Terminada a hecatombe da II Guerra, a Europa dividiu-se e o mundo também. No velho continente, devido ao papel decisivo da União Soviética na derrota do nazismo, o modelo stalinista de socialismo se estendeu à parte oriental. No Ocidente, sentindo-se ameaçada após a destruição que provocara, bem mais evidente aos olhos das classes trabalhadoras, a burguesia aceita um novo pacto social, a chamada socialdemocracia ou estado de bem-estar social.

Um parêntese: no Brasil, nem isso. Derruba-se Getúlio, que com todas as suas contradições criara aqui um pacto social que as classes dominantes se esforçavam para destruir, até que o conseguiram em 64. Aqui combatíamos a forma (a ditadura getulista) e permitíamos o triunfo do conteúdo antipopular.

A descolonização da Ásia e da África trouxe muitas esperanças, cedo desfeitas, exatamente porque a violência das forças reacionárias, mesmo que cedendo terreno no centro do sistema, não poupou esforços, seja para promover massacres, seja para inventar lideranças fantoches violentas e corruptas naqueles continentes. Aqui na América Latina o privilégio da promoção desse reacionarismo coube aos donos do pedaço, os EUA.

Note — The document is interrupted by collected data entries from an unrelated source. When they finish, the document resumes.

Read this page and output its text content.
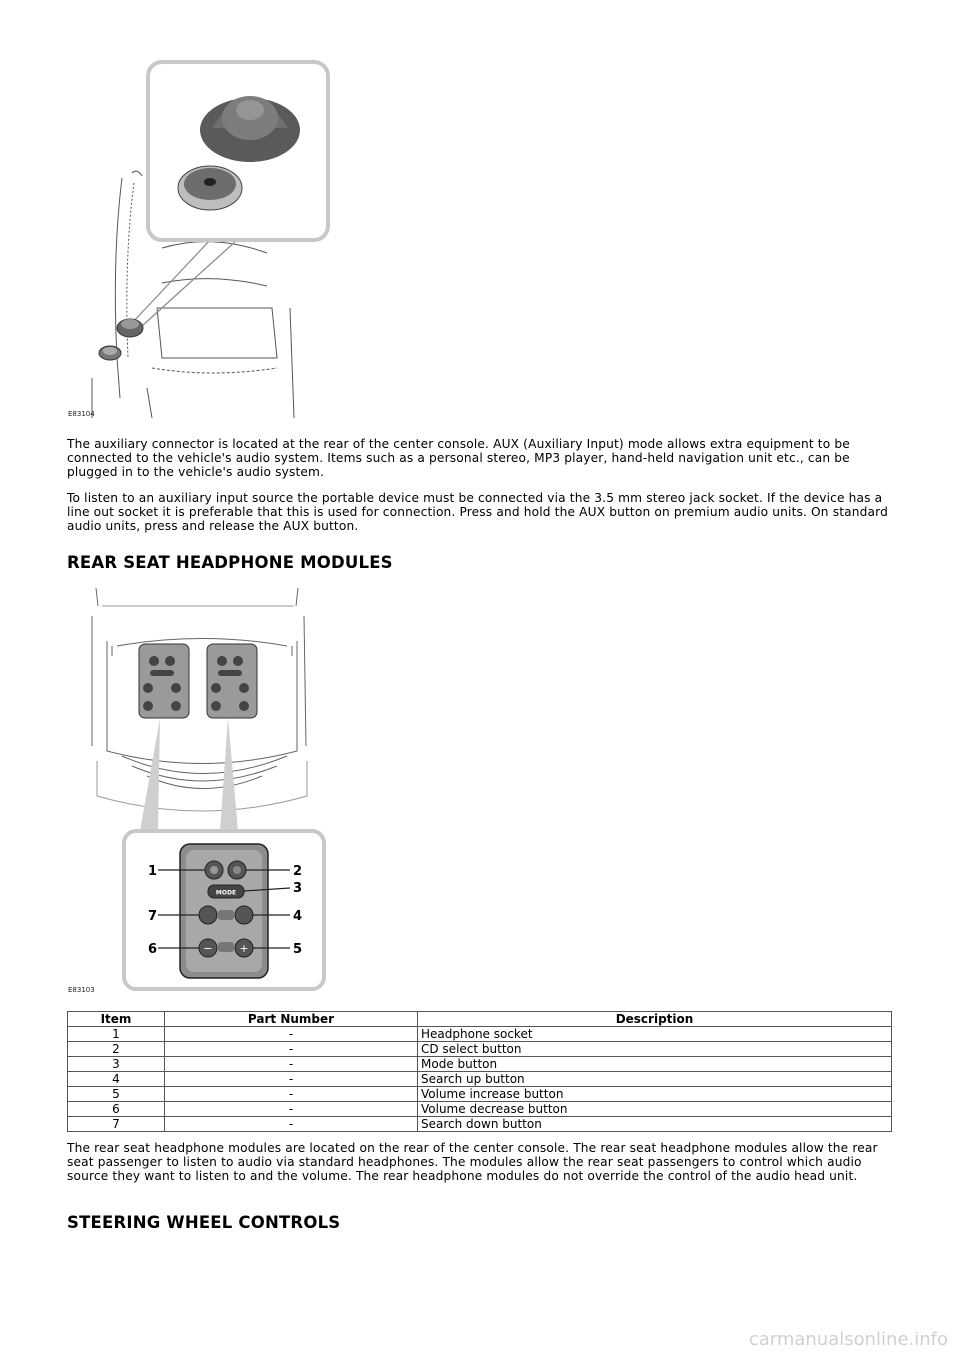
E83104

The auxiliary connector is located at the rear of the center console. AUX (Auxiliary Input) mode allows extra equipment to be connected to the vehicle's audio system. Items such as a personal stereo, MP3 player, hand-held navigation unit etc., can be plugged in to the vehicle's audio system.

To listen to an auxiliary input source the portable device must be connected via the 3.5 mm stereo jack socket. If the device has a line out socket it is preferable that this is used for connection. Press and hold the AUX button on premium audio units. On standard audio units, press and release the AUX button.

REAR SEAT HEADPHONE MODULES
MODE
− +
1	2
3
4
5
6
7
E83103
Item	Part Number	Description
1	-	Headphone socket
2	-	CD select button
3	-	Mode button
4	-	Search up button
5	-	Volume increase button
6	-	Volume decrease button
7	-	Search down button

The rear seat headphone modules are located on the rear of the center console. The rear seat headphone modules allow the rear seat passenger to listen to audio via standard headphones. The modules allow the rear seat passengers to control which audio source they want to listen to and the volume. The rear headphone modules do not override the control of the audio head unit.

STEERING WHEEL CONTROLS
carmanualsonline.info
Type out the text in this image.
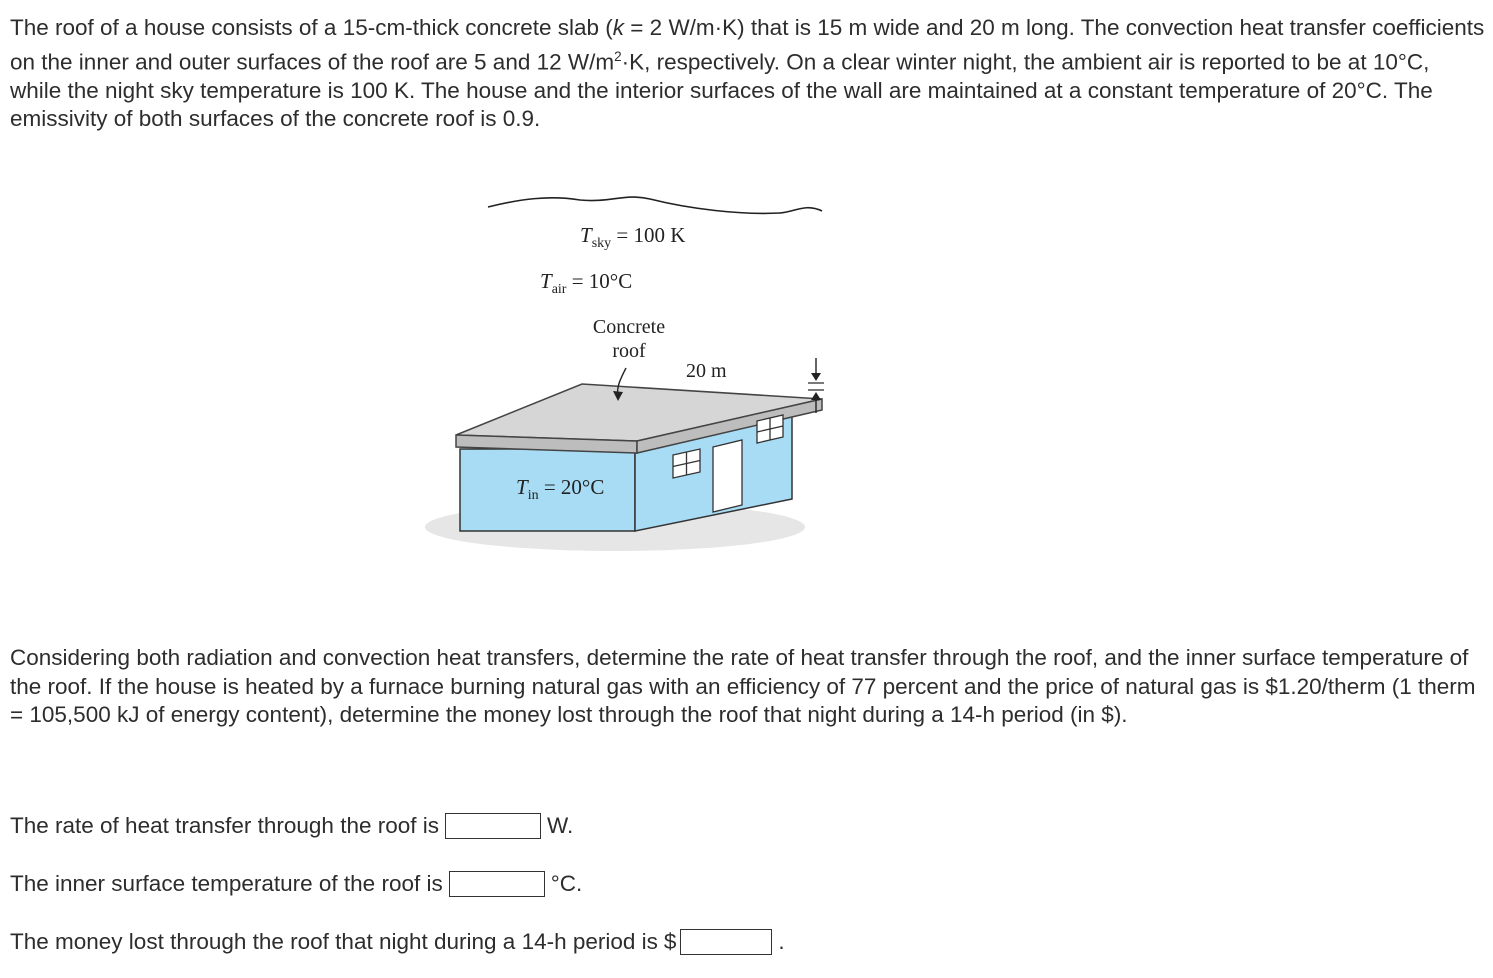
The roof of a house consists of a 15-cm-thick concrete slab (k = 2 W/m·K) that is 15 m wide and 20 m long. The convection heat transfer coefficients on the inner and outer surfaces of the roof are 5 and 12 $W/m^2\cdot K$, respectively. On a clear winter night, the ambient air is reported to be at 10°C, while the night sky temperature is 100 K. The house and the interior surfaces of the wall are maintained at a constant temperature of 20°C. The emissivity of both surfaces of the concrete roof is 0.9.

$T_{sky} = 100$ K
$T_{air} = 10^\circ C$
Concrete
roof
20 m
$T_{in} = 20^\circ C$

Considering both radiation and convection heat transfers, determine the rate of heat transfer through the roof, and the inner surface temperature of the roof. If the house is heated by a furnace burning natural gas with an efficiency of 77 percent and the price of natural gas is $1.20/therm (1 therm = 105,500 kJ of energy content), determine the money lost through the roof that night during a 14-h period (in $).

The rate of heat transfer through the roof is	W.
The inner surface temperature of the roof is	°C.
The money lost through the roof that night during a 14-h period is $	.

Bom, não há espaço aqui para lembrar de tantas esperanças: Vietnã, Argélia, Congo, Cuba, Guatemala, Nicarágua, China, Egito e por aí vai. Em nenhum caso, as classes dominantes de todas as partes se mostraram dispostas a aceitar nada além da continuidade de suas formas de dominação e exploração.

Assim que o modelo stalinista de socialismo entrou em crise, o muro de Berlim caiu, a União Soviética acabou, os capitalistas de todos os países se uniram, aprendendo com Marx, criaram um novo Deus, o Mercado, romperam o pacto do pós-guerra e impuseram o neoliberalismo.

Ora, por que agora seria diferente? Ah! Porque para contornar a crise todos os grandes líderes mundiais tiveram que esquecer o receituário neoliberal, que, por sinal, enfraqueceu em toda parte a capacidade de lidar com uma tragédia sanitária. Todo mundo tem que ser ao menos um pouco Keynesiano. Até o Financial Times fala num novo pacto social.

Quais as chances desse pacto se parecer com algo diferente, fraterno, solidário, cristão que seja? Com as classes trabalhadoras debilitadas, desorganizadas, com as novas formas de trabalho precarizado, sem alternativa revolucionária, quem vai se sentar com quem em torno de que propostas?

Acho que o Brasil dá um grande exemplo de como tudo vai ficar. Com o Posto Ipiranga recuando de sua proposta inicial de deixar todo mundo desempregado e sem salário, e tendo que, momentaneamente e miseravelmente, distribuir algumas migalhas, o que você acha que se fará quando tudo isso acabar?

Nem mesmo na questão ambiental podemos ter alguma esperança, num país em que os que mandam têm um respaldo impressionante de gente que acredita que a Terra é plana, que vacina não serve pra nada, que coronavírus é invenção do comunismo, gente que em lugar da Ciência e da História, acredita num mito, que nem mito de verdade é. Essa gente é de uma classe que odeia os trabalhadores e quer vê-los morrendo. Estamos em maus lençóis.

Tem jeito? Tem, ou deve ter. Só não dá pra acreditar que virá como que por milagre, como que por uma revelação, por conversão, só porque estivemos todos à beira da morte, nos tornamos pessoas melhores. Falta é luta de classes!